Chapa-De contends that the National Labor Relations Act, 29 U.S.C. §§ 151-169 (NLRA), is not a statute of general applicability and does not apply to Indian tribes because the NLRA has exemptions. But exemptions alone are not dispositive. The issue is whether the statute is generally applicable, not whether it is universally applicable. We have previously held that other federal statutes that contain exemptions are nevertheless generally applicable. See, e.g., Donovan v. Coeur d’Alene Tribal Farm, 751 F.2d 1113, 1115 (9th Cir.1985) (the Occupational Safety and Health Act (OSHA)); Lumber Indus. Pension Fund v. Warm Springs Forest Prods. Indus., 939 F.2d 683, 685 (9th Cir.1991) (the Employee Retirement Income Security Act (ERISA)); United States v. Baker, 63 F.3d 1478, 1484-85 (9th Cir.1995) (the Contraband Cigarette Trafficking Act (CCTA)).
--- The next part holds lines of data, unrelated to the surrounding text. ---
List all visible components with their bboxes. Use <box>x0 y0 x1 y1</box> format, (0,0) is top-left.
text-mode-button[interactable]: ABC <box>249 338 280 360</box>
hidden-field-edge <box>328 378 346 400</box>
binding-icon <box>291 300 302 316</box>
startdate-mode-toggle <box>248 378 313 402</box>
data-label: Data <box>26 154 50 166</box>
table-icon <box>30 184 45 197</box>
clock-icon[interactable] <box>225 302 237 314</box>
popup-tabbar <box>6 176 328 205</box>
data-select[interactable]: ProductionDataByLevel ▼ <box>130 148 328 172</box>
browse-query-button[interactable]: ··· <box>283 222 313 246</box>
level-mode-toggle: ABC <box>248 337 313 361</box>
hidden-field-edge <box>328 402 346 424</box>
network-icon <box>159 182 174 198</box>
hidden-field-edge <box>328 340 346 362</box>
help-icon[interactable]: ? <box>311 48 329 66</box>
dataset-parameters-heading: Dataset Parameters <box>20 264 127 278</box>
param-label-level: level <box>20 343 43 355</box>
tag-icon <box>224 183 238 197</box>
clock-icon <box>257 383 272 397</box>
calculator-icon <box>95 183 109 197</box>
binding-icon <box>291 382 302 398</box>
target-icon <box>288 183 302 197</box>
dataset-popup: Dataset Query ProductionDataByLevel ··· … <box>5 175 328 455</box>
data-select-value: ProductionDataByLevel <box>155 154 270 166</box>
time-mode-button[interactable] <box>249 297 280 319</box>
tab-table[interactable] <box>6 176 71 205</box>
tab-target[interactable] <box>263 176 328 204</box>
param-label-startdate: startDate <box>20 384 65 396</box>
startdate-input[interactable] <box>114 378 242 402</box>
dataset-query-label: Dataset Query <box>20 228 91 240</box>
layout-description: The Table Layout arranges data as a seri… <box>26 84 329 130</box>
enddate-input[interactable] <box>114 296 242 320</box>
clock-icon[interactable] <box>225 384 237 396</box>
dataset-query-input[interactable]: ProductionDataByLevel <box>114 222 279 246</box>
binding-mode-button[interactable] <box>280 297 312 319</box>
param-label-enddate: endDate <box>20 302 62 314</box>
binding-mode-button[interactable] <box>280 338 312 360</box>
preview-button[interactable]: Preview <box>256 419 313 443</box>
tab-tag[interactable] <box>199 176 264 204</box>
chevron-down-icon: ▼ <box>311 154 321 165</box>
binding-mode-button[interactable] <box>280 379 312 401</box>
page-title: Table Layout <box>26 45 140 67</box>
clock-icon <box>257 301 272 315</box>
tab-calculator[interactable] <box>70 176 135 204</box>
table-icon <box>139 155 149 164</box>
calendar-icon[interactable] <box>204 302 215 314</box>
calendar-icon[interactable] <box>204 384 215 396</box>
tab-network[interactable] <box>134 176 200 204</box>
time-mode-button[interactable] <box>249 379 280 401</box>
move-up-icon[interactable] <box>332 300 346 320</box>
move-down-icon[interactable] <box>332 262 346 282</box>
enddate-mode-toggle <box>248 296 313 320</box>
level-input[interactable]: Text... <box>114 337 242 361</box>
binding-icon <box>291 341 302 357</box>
Regardless, Chapa-De argues that we should follow7 the Tenth Circuit’s decision in NLRB v. Pueblo of San Juan, 276 F.3d 1186 (10th Cir.2002), which held that the NLRA did not preempt tribal governments from enacting a right-to-work ordinance. However, Pueblo of San Juan is not persuasive because the court there expressly noted that the “general applicability of federal labor law is not at issue.” Id. at 1191. In any event, the NLRA is not materially different from the statutes that we have already found to be generally applicable. Its exemptions are relatively limited (Chapa-De points only to the fact that the NLRA exempts public sector employers and has been construed not to apply to church-controlled and operated schools),2 and it is clear that the statute’s reach was intended to be broad. NLRB v. Reliance Fuel Oil Corp., 371 U.S. 224, 226, 83 S.Ct. 312, 9 L.Ed.2d 279 (1963) (“Congress intended to and did vest in the Board the fullest jurisdictional breadth constitutionally permissible under the Commerce Clause.”). We conclude that just as OSHA, ERISA and CCTA are statutes of general applicability, so too is the NLRA.